La guerre CGT-CFDT fait rage à Darty

La CFDT pousse un coup de gueule contre la CGT, qui a dévoilé à la presse des éléments concernant un plan social à venir dans le groupe.

Fabrice Attelann ne décolère pas. Pour le délégué syndical central CFDT Darty, vendeur en Ile-de-France, les chiffres avancés par la CGT et la CAT ne "reposent sur rien", ils "additionnent sommairement des choux et des carottes et communiquent ça à la presse". Il fait référence à la publication commune CGT-CAT qui donnait les premiers éléments d'un plan social à Darty. Selon eux, 5 % des effectifs du groupe, soit 500 à 600 personnes, seraient menacés, dont une majorité en Ile-de-France, à la suite notamment de la mutualisation des différents centres téléphoniques de la marque et du rapatriement d'effectifs en région parisienne (Bondy).

Le délégué CFDT leur reproche d'additionner le nombre d'emplois supprimés dans les centres d'appels sans prendre en compte le fait que des emplois vont être maintenus, voire créés, dans certains services. Il mentionne notamment une création de 130 postes en magasin et précise qu'ils seront réservés aux employés ayant perdu leur poste. Préférant ne pas s'aventurer à donner un chiffre précis, Fabrice Attelann assure que le nombre net de personnes (en ayant retranché la mobilité interne) concernées par le plan social sera "très nettement inférieur" à ce qu'avancent la CGT et la CAT. "Mais c'est le chiffre donné en comité de groupe par la direction !" répond Jean-Marc Miduri, ancien de la CFDT désormais délégué syndical CGT, qui avait communiqué l'estimation à la presse. Dans un langage fleuri, il accuse Fabrice Attelann de se ranger du côté de la direction "pour défendre sa situation personnelle", voire d'être "antisyndicaliste".
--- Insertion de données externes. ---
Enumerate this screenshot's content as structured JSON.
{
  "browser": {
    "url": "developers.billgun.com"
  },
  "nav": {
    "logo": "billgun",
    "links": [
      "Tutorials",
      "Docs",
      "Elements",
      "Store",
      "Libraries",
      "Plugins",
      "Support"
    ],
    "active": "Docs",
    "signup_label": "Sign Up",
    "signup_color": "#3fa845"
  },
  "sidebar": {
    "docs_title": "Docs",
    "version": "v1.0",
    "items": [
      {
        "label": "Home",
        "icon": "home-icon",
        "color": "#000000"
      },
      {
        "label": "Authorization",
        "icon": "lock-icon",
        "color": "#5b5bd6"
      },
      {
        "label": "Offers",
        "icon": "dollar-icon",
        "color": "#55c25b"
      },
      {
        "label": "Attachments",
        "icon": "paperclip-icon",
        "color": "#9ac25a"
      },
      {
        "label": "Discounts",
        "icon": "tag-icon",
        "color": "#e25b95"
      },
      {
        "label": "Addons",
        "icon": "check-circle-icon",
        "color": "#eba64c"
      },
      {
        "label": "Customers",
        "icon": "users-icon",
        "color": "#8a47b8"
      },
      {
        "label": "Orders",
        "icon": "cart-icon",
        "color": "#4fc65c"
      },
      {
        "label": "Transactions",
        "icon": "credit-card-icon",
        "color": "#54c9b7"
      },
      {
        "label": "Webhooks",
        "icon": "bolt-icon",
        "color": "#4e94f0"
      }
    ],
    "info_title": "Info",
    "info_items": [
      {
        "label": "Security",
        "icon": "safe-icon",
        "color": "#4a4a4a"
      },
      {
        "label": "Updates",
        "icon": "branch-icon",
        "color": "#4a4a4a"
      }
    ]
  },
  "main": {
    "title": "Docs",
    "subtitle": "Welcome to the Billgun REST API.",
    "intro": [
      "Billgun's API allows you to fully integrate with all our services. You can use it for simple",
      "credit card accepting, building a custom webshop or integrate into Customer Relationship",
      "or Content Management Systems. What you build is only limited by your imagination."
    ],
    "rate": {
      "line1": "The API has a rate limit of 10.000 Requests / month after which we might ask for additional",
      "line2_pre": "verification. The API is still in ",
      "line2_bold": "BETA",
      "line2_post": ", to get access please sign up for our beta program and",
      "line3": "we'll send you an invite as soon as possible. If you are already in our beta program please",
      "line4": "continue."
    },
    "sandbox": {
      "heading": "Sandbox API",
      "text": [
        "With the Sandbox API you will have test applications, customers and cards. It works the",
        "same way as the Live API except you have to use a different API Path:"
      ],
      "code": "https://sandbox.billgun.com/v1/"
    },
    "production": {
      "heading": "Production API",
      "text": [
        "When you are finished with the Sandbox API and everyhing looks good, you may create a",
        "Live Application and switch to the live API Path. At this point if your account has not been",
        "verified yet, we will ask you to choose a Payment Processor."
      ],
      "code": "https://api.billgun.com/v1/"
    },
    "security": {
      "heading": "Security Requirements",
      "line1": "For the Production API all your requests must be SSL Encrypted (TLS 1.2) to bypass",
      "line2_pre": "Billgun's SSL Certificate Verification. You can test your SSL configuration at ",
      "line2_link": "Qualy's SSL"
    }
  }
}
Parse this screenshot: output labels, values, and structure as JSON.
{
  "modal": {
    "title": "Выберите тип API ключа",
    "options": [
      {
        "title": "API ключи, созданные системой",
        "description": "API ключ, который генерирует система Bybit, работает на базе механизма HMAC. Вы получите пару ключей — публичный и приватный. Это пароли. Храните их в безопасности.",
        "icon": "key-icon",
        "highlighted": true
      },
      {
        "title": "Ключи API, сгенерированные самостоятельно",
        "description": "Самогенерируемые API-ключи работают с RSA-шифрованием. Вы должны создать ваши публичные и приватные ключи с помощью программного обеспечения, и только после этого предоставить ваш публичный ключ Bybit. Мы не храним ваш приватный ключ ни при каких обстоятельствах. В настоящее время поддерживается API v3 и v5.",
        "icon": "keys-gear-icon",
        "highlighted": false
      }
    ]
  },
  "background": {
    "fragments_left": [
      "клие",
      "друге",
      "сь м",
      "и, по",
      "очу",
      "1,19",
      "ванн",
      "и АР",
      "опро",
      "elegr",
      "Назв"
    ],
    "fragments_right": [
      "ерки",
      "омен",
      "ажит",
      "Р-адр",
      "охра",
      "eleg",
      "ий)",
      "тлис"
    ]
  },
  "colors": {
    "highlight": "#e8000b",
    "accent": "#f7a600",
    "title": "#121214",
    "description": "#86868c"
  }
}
"Au moment des soldes, c'était catastrophique"

La tension entre les syndicats est palpable dans le tract CFDT, SECI, CFE-CGC (syndicat des cadres) intitulé "Est-ce le rôle des syndicats d'annoncer un plan social ?". Il pointe du doigt "l'effet négatif sur le commerce et les services" de la "communication néfaste" de la CGT et de la CAT, et leur reproche de "s'épancher dans les journaux sans se préoccuper des conséquences humaines et sociales dans le seul but de flatter leur ego". "Au moment des soldes, les premières de l'histoire de Darty, c'était catastrophique", regrette Fabrice Attelann, "alors que, de toute façon, ni les magasins, ni le service après-vente, ni la livraison ne seront impactés". "La CGT et la CAT veulent juste se faire de la pub."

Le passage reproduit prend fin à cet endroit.